Members will get together again on Friday to discuss a delay - which was officially requested by the Prime Minister.
Boris Johnson has insisted he doesn't want an extension and has claimed if the UK is given one he will push for a General Election.
Mr Johnson spoke to German chancellor Angela Merkel for around 10 minutes on Wednesday afternoon, Number 10 said.
The Prime Minister's official spokesman said: "(Mr Johnson) made the same point which he made to Donald Tusk, which is that his long-held view is that we shouldn't delay and that we should leave the EU on 31st October."

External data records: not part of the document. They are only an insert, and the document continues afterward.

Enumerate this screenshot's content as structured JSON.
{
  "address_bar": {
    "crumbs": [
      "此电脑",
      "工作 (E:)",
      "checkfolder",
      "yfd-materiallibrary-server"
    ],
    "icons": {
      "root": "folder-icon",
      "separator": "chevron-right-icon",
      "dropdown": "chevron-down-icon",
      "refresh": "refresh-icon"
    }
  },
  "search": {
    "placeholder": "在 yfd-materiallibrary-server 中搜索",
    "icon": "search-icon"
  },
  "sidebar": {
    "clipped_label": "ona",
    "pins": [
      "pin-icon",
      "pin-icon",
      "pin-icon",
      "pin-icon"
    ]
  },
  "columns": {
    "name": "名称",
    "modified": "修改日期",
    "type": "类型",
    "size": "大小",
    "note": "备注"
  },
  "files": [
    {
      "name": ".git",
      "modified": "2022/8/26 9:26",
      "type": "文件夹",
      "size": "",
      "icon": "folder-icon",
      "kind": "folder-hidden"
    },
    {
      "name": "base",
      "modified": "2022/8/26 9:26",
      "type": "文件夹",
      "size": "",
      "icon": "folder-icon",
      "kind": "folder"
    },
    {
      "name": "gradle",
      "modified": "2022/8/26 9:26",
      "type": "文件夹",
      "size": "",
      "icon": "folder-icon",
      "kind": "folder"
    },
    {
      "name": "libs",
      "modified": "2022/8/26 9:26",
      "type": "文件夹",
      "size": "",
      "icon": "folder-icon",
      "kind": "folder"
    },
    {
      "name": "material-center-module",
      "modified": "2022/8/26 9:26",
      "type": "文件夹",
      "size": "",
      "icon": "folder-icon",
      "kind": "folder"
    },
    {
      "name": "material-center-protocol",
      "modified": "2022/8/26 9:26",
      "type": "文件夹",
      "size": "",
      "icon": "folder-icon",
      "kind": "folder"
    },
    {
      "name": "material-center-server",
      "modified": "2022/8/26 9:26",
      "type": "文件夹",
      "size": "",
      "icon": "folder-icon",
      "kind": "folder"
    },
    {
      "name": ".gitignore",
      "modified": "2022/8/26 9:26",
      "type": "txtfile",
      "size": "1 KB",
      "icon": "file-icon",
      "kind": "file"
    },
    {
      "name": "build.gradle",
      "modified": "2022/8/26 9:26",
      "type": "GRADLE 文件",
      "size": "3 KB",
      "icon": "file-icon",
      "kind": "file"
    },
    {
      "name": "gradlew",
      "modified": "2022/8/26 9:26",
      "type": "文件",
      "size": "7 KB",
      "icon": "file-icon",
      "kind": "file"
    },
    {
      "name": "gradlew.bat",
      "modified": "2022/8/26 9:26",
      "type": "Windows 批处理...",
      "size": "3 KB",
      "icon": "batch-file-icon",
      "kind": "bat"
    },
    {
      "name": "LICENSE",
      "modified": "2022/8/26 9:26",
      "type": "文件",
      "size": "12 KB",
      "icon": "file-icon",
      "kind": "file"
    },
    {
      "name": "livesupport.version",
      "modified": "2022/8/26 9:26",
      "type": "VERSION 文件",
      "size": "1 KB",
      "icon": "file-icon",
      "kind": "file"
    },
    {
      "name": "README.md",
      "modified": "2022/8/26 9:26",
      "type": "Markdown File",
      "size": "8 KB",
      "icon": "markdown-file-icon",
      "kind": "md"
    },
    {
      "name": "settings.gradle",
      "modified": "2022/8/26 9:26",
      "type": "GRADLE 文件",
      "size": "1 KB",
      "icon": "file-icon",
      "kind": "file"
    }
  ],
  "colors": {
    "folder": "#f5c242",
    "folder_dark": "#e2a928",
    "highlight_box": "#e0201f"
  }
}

The European Parliament's Brexit co-ordinator Guy Verhofstadt tweeted: "The @Europarl_EN's Brexit Steering Group met today & is of the opinion that a flextension, not going beyond the 31st Jan, is the only way forward.
"This is an important agreement & the European Parliament needs time to scrutinise in detail, especially concerning citizens rights."
The @Europarl_EN's Brexit Steering Group met today & is of the opinion that a flextension, not going beyond the 31st Jan, is the only way forward. This is an important agreement & the European Parliament needs time to scrutinise in detail, especially concerning citizens rights.— Guy Verhofstadt (@guyverhofstadt) October 23, 2019
Tory MP Tobias Ellwood feels any additional time would be better spent scrutinising the deal.
He said if the Government haven't resolved Brexit by the time an election happens the issue of the UK leaving the EU will "dominate on the doorstep" not "what's best for Britain."
Ireland deputy premier Simon Coveney has said a Brexit extension, if granted, is likely to be a flexible one that would allow the UK to leave the EU prior to the end of January.
Mr Coveney said the Irish government would be supportive of an extension but he cautioned that he was not speaking on behalf of the other EU states and said it was a case of "wait and see" if any of them raised "issues" with the move.
Addressing a gathering of business leaders in Belfast, he said: "From the Irish Government's perspective we are supportive of facilitating an extension.
"I think that extension will be a flexible one that will allow the United Kingdom to leave the EU, if they can get a deal done, well in advance of the end of that extension period, which looks like it might be the end of January."